Leaked Documents Show Need to Regulate Surveillance Sales
Internet café in Lalibela, Amhara Region, Ethiopia. © 2010 Hemis.fr/AFP Photo
(New York, August 13, 2015) – The Italian spyware firm Hacking Team took no effective action to investigate or stop reported abuses of its technology by the Ethiopian government against dissidents, Human Rights Watch said today. A comprehensive review of internal company emails leaked in July 2015 reveals that the company continued to train Ethiopian intelligence agents to hack into computers and negotiated additional contracts despite multiple reports that its services were being used to repress government critics and other independent voices.
The Italian government should investigate Hacking Team practices in Ethiopia and elsewhere with a view toward restricting sales of surveillance technology likely to facilitate human rights abuses, Human Rights Watch said.
“The Hacking Team emails show that the company’s training and technology in Ethiopia directly contributed to human rights violations,” said Cynthia Wong, senior Internetresearcher at Human Rights Watch. “Despite multiple red flags, Hacking Team showed a striking lack of concern about how its business could damage dissenting and independent voices.”
On July 5, 400 gigabytes (GB) of Hacking Team’s internal emails, documents, and source code that had been hacked were leaked online. The leaked emails confirm that the company had sold surveillance systems, training, and support and maintenance services to the Ethiopian Information Network Security Agency (INSA) as early as 2011, with contracts worth US$1 million in 2012. On November 5, 2012 Hacking Team congratulated INSA on infecting its first target.
Leaked Hacking Team emails showed that it reviewed independent reports published in 2014 and 2015 that presented findings that the government was targeting Ethiopian Satellite Television (ESAT) employees based in the United States using Hacking Team technology. Yet the company’s internal emails show only a superficial effort to investigate these findings and end the abuse.
Hacking Team states it sells exclusively to governments. Human Rights Watch first contacted Hacking Team in February 2014 after the Toronto-based research center Citizen Lab reported that the Ethiopian government had attempted to use Hacking Team’s spyware, Remote Control System, to hack into the computers of ESAT employees. ESAT is an independent, diaspora-run television and radio station. On December 20, 2013, a third party made three separate attempts to target two ESAT employees who live outside of Ethiopia. In each attempt, ESAT employees received a file through Skype.
The ESAT employees did not open the files, which were presented as and appeared to be a Word document or PDF file. However, if the employees had opened them, the files would have covertly installed a program that would have given the Ethiopian government access to files, emails, passwords, and Skype calls made on the infected computer. Testing by researchers at Citizen Lab found that the program appeared to be spyware that matched previously established characteristics of Hacking Team’s Remote Control System.
The sale of surveillance technologies is largely unregulated at the national and international level. In December 2013, countries participating in the Wassenaar Arrangement on Export Controls for Conventional Arms and Dual-Use Goods and Technologies added “intrusion software” to its multilateral export control list. As a result, the European Union and 41 member countries to the Wassenaar Arrangement have begun to introduce regulations to control the sale of systems like those sold by Hacking Team. The EU regulations, which apply to Italy, went into force in December 2014.
On February 25, Hacking Team released a statement saying it was “complying fully” with the Wassenaar’s intrusion software controls. The company stated that “under the procedures agreed to by Hacking Team and the Italian Ministry of Economic Development, HT will request from the Italian Government export authorization for its technologies.”
The company’s leaked emails show the company’s lobbying efforts to ensure that it would not be required to seek specific authorization to export its technologies for all countries, undermining the Italian government’s ability to exercise oversight over its sales. In October 2014, the Italian Ministry of Economic Development briefly halted Hacking Team’s exports and proposed a broad control on the firm’s sales that would require a case-by-case review to approve each export, citing “possible uses concerning internal repression and violations of human rights.”
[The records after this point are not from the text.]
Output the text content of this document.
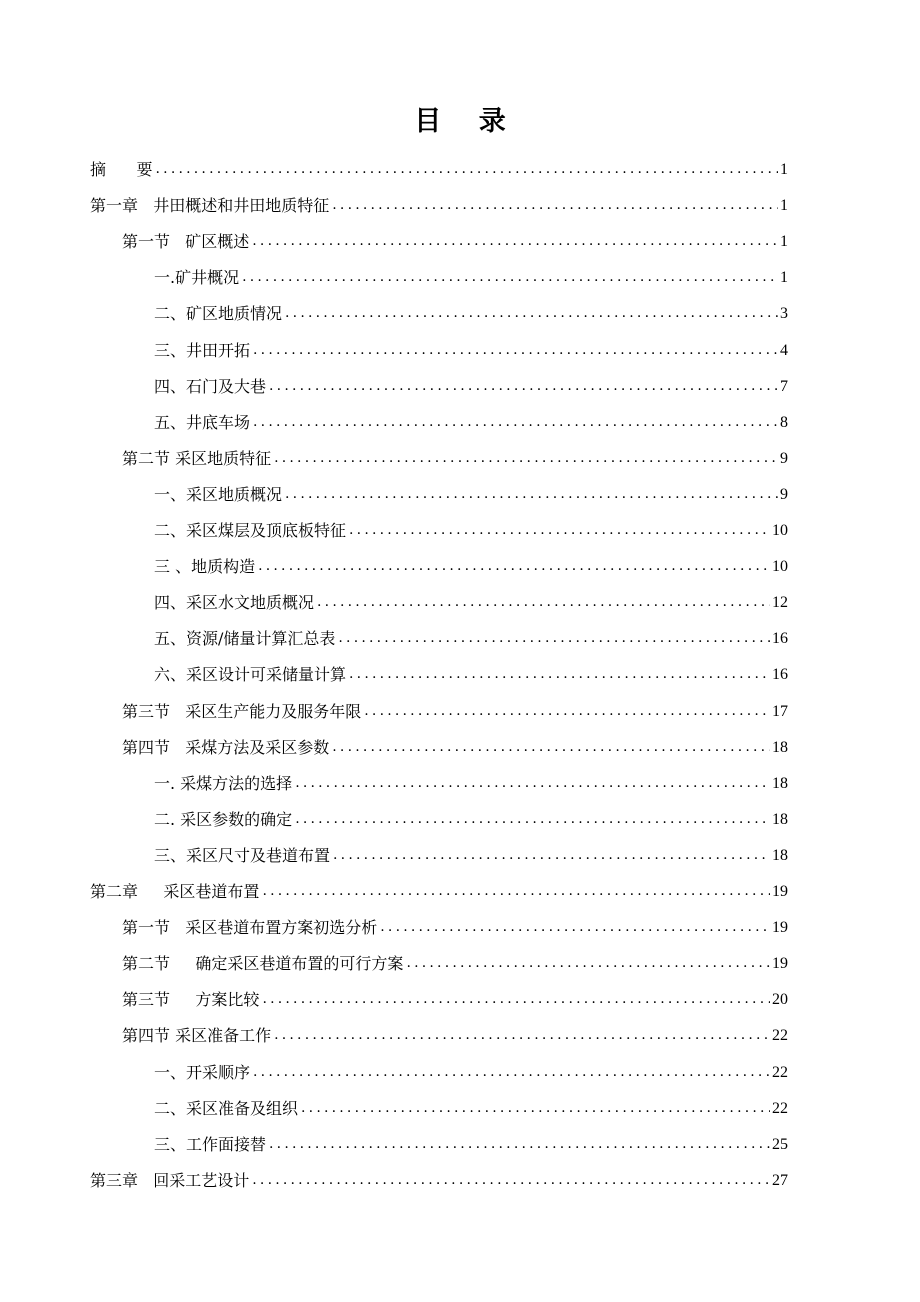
目 录
摘      要 .....	1
第一章   井田概述和井田地质特征 .....	1
第一节   矿区概述 .....	1
一.矿井概况 .....	1
二、矿区地质情况 .....	3
三、井田开拓 .....	4
四、石门及大巷 .....	7
五、井底车场 .....	8
第二节 采区地质特征 .....	9
一、采区地质概况 .....	9
二、采区煤层及顶底板特征 .....	10
三 、地质构造 .....	10
四、采区水文地质概况 .....	12
五、资源/储量计算汇总表 .....	16
六、采区设计可采储量计算 .....	16
第三节   采区生产能力及服务年限 .....	17
第四节   采煤方法及采区参数 .....	18
一. 采煤方法的选择 .....	18
二. 采区参数的确定 .....	18
三、采区尺寸及巷道布置 .....	18
第二章     采区巷道布置 .....	19
第一节   采区巷道布置方案初选分析 .....	19
第二节     确定采区巷道布置的可行方案 .....	19
第三节     方案比较 .....	20
第四节 采区准备工作 .....	22
一、开采顺序 .....	22
二、采区准备及组织 .....	22
三、工作面接替 .....	25
第三章   回采工艺设计 .....	27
Leaked emails showed that company executives lobbied top Italian officials and government contacts to intervene. As a result, the Economic Development Ministry rescinded the broad control in November 2014, and instead granted a one-time “global license” for exports to countries that were part of the Wassenaar Arrangement in April 2015. It is unclear whether the Italian government has required Hacking Team to seek specific authorization for services, updates, and support the firm continues to provide under contracts signed before April.
Properly implemented export controls can be a valuable tool to help curb the unregulated spread of these systems and promote responsible business and human rights norms. Controls also act as an essential accountability and transparency mechanism. Greater transparency can assist governments and nongovernmental organizations in monitoring the human rights impact of their businesses, improving policies to address abuses, and enhancing remedies where violations occur.